Tu meurs, ces mots sont brefs. Quelques mots pour nous dire

          Ce qu'on ne peut pas concevoir!

Ta voix se tait, ton cou jamais plus ne respire,

          Tu ne peux entendre ni voir.

 

Tu fus et tu n'es plus. Rien n'est si court au monde

          Que ce pas vers l'immensité.

Le plus étroit fragment des légères secondes

          T'a saisi et t'a rejeté.

 

En quel lieu s'accomplit ce suffocant mystère

          Dont s'emparent l'air et le sol?

Le souffle, quand le corps se mélange à la terre,

          Monte-t-il vers les rossignols?

 

Mais l'humble effacement de ton être qui cesse

          Vient rendre mon coeur défiant!

J'ai peur de la pesante et rigide paresse

          Pour qui rien n'est clair ni bruyant!

 

Où vis-tu désormais? Etranger et timide

         Combles-tu l'air où nous passons?

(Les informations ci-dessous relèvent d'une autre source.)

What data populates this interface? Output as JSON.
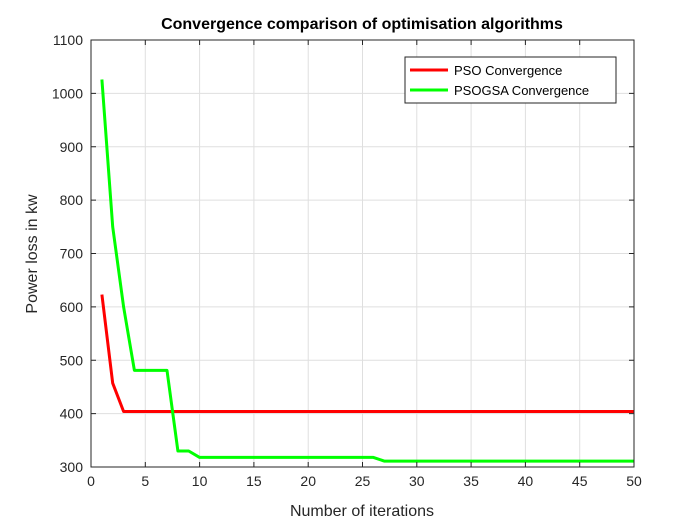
{
  "chart_data": {
    "type": "line",
    "title": "Convergence comparison of optimisation algorithms",
    "xlabel": "Number of iterations",
    "ylabel": "Power loss in kw",
    "xlim": [
      0,
      50
    ],
    "ylim": [
      300,
      1100
    ],
    "xticks": [
      0,
      5,
      10,
      15,
      20,
      25,
      30,
      35,
      40,
      45,
      50
    ],
    "yticks": [
      300,
      400,
      500,
      600,
      700,
      800,
      900,
      1000,
      1100
    ],
    "grid": true,
    "legend_position": "top-right",
    "series": [
      {
        "name": "PSO Convergence",
        "color": "#ff0000",
        "x": [
          1,
          2,
          3,
          4,
          5,
          6,
          7,
          8,
          9,
          10,
          15,
          20,
          25,
          30,
          35,
          40,
          45,
          50
        ],
        "y": [
          623,
          457,
          404,
          404,
          404,
          404,
          404,
          404,
          404,
          404,
          404,
          404,
          404,
          404,
          404,
          404,
          404,
          404
        ]
      },
      {
        "name": "PSOGSA Convergence",
        "color": "#00ff00",
        "x": [
          1,
          2,
          3,
          4,
          5,
          6,
          7,
          8,
          9,
          10,
          15,
          20,
          25,
          26,
          27,
          30,
          35,
          40,
          45,
          50
        ],
        "y": [
          1026,
          750,
          600,
          481,
          481,
          481,
          481,
          330,
          330,
          318,
          318,
          318,
          318,
          318,
          311,
          311,
          311,
          311,
          311,
          311
        ]
      }
    ]
  }
}
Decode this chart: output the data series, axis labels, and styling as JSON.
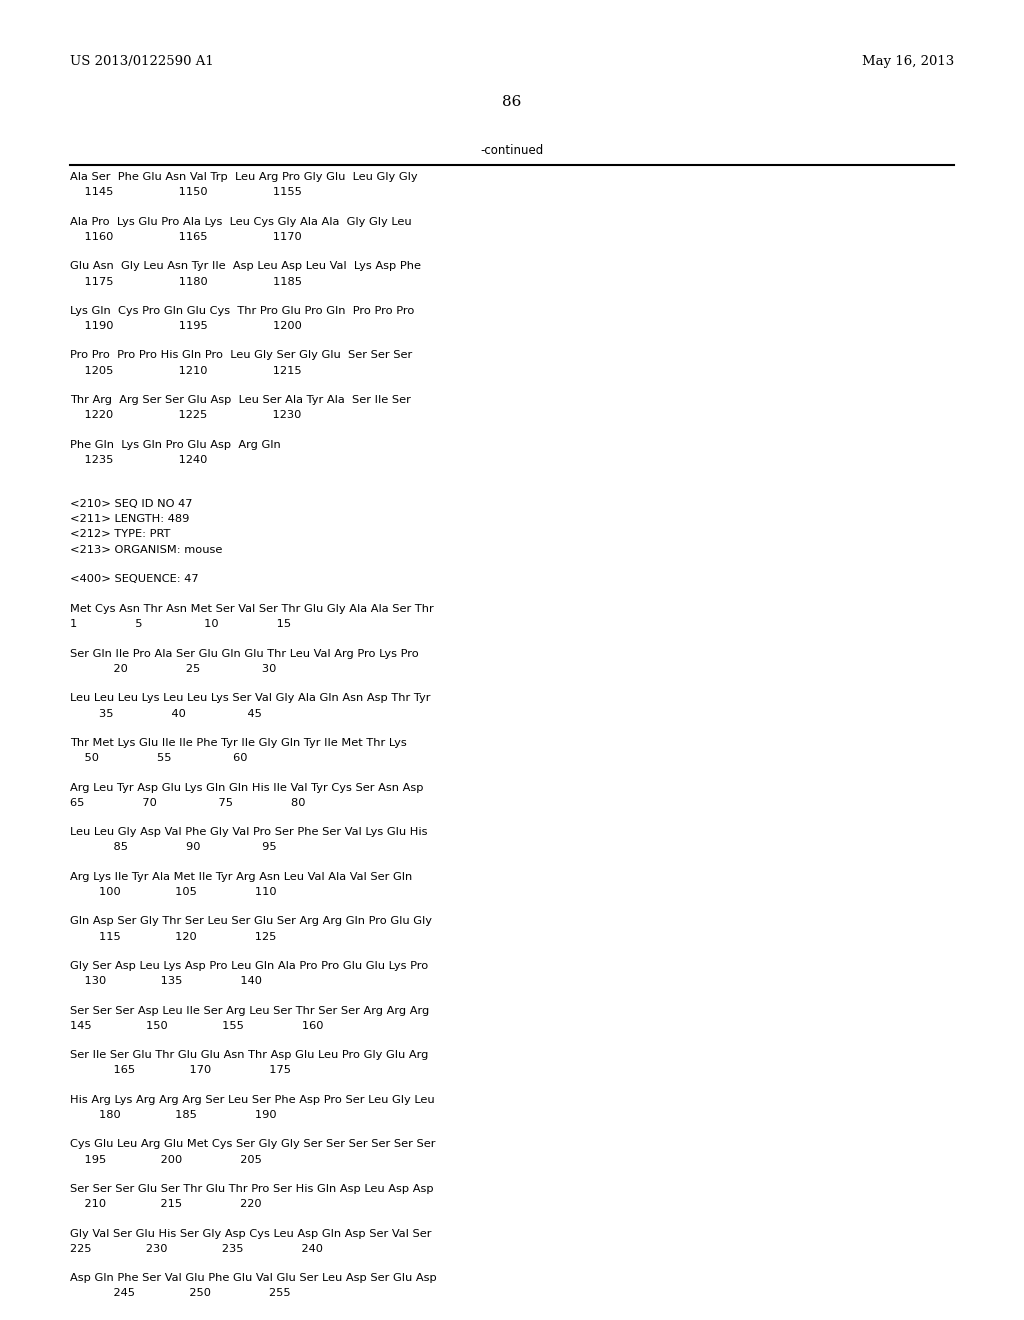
{
  "header_left": "US 2013/0122590 A1",
  "header_right": "May 16, 2013",
  "page_number": "86",
  "continued_label": "-continued",
  "lines": [
    [
      "Ala Ser  Phe Glu Asn Val Trp  Leu Arg Pro Gly Glu  Leu Gly Gly",
      "    1145                  1150                  1155"
    ],
    null,
    [
      "Ala Pro  Lys Glu Pro Ala Lys  Leu Cys Gly Ala Ala  Gly Gly Leu",
      "    1160                  1165                  1170"
    ],
    null,
    [
      "Glu Asn  Gly Leu Asn Tyr Ile  Asp Leu Asp Leu Val  Lys Asp Phe",
      "    1175                  1180                  1185"
    ],
    null,
    [
      "Lys Gln  Cys Pro Gln Glu Cys  Thr Pro Glu Pro Gln  Pro Pro Pro",
      "    1190                  1195                  1200"
    ],
    null,
    [
      "Pro Pro  Pro Pro His Gln Pro  Leu Gly Ser Gly Glu  Ser Ser Ser",
      "    1205                  1210                  1215"
    ],
    null,
    [
      "Thr Arg  Arg Ser Ser Glu Asp  Leu Ser Ala Tyr Ala  Ser Ile Ser",
      "    1220                  1225                  1230"
    ],
    null,
    [
      "Phe Gln  Lys Gln Pro Glu Asp  Arg Gln",
      "    1235                  1240"
    ],
    null,
    null,
    [
      "<210> SEQ ID NO 47",
      null
    ],
    [
      "<211> LENGTH: 489",
      null
    ],
    [
      "<212> TYPE: PRT",
      null
    ],
    [
      "<213> ORGANISM: mouse",
      null
    ],
    null,
    [
      "<400> SEQUENCE: 47",
      null
    ],
    null,
    [
      "Met Cys Asn Thr Asn Met Ser Val Ser Thr Glu Gly Ala Ala Ser Thr",
      "1                5                 10                15"
    ],
    null,
    [
      "Ser Gln Ile Pro Ala Ser Glu Gln Glu Thr Leu Val Arg Pro Lys Pro",
      "            20                25                 30"
    ],
    null,
    [
      "Leu Leu Leu Lys Leu Leu Lys Ser Val Gly Ala Gln Asn Asp Thr Tyr",
      "        35                40                 45"
    ],
    null,
    [
      "Thr Met Lys Glu Ile Ile Phe Tyr Ile Gly Gln Tyr Ile Met Thr Lys",
      "    50                55                 60"
    ],
    null,
    [
      "Arg Leu Tyr Asp Glu Lys Gln Gln His Ile Val Tyr Cys Ser Asn Asp",
      "65                70                 75                80"
    ],
    null,
    [
      "Leu Leu Gly Asp Val Phe Gly Val Pro Ser Phe Ser Val Lys Glu His",
      "            85                90                 95"
    ],
    null,
    [
      "Arg Lys Ile Tyr Ala Met Ile Tyr Arg Asn Leu Val Ala Val Ser Gln",
      "        100               105                110"
    ],
    null,
    [
      "Gln Asp Ser Gly Thr Ser Leu Ser Glu Ser Arg Arg Gln Pro Glu Gly",
      "        115               120                125"
    ],
    null,
    [
      "Gly Ser Asp Leu Lys Asp Pro Leu Gln Ala Pro Pro Glu Glu Lys Pro",
      "    130               135                140"
    ],
    null,
    [
      "Ser Ser Ser Asp Leu Ile Ser Arg Leu Ser Thr Ser Ser Arg Arg Arg",
      "145               150               155                160"
    ],
    null,
    [
      "Ser Ile Ser Glu Thr Glu Glu Asn Thr Asp Glu Leu Pro Gly Glu Arg",
      "            165               170                175"
    ],
    null,
    [
      "His Arg Lys Arg Arg Arg Ser Leu Ser Phe Asp Pro Ser Leu Gly Leu",
      "        180               185                190"
    ],
    null,
    [
      "Cys Glu Leu Arg Glu Met Cys Ser Gly Gly Ser Ser Ser Ser Ser Ser",
      "    195               200                205"
    ],
    null,
    [
      "Ser Ser Ser Glu Ser Thr Glu Thr Pro Ser His Gln Asp Leu Asp Asp",
      "    210               215                220"
    ],
    null,
    [
      "Gly Val Ser Glu His Ser Gly Asp Cys Leu Asp Gln Asp Ser Val Ser",
      "225               230               235                240"
    ],
    null,
    [
      "Asp Gln Phe Ser Val Glu Phe Glu Val Glu Ser Leu Asp Ser Glu Asp",
      "            245               250                255"
    ]
  ]
}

Flottes-tu dans tes nuits, lorsque la brise humide

         A la froide odeur des cressons?

 

Quelle fut ta pensée en ce moment terrible

         Où tout se défait brusquement?

As-tu rejoint soudain, comme une heureuse cible,

         L'allégresse des éléments?

 

L'azur est-il enfin la suave patrie

         Où l'être attentif se répand?

Rêves-tu comme moi, au bruit mol et coupant

         Du rouleau qui tond la prairie?

 

- O mort que j'ai connu, qui parlais avec moi,

         Toi qui ne semblait pas étrange,

D'où vient ma sombre horreur lorsque je t'aperçois

         Moitié cadavre et moitié ange?

 

Les respirants lilas, dans ce matin de mai,

         Sont de bleus ilots de délices;

Jeune instinct dispersé, n'entendras tu jamais

         Le bruit d'un jardin qu'on ratisse?

 

Ton âme a-t-elle atteint ces hauteurs de l'éther

         Où vibre la chanson des mondes?

Frôles-tu, dans la paix soleilleuse des mers,

         Les poissons amoureux de l'onde?

 

Comme tout nous surprend dès qu'un homme est passé

         Dans l'ombre où ne vient pas l'aurore!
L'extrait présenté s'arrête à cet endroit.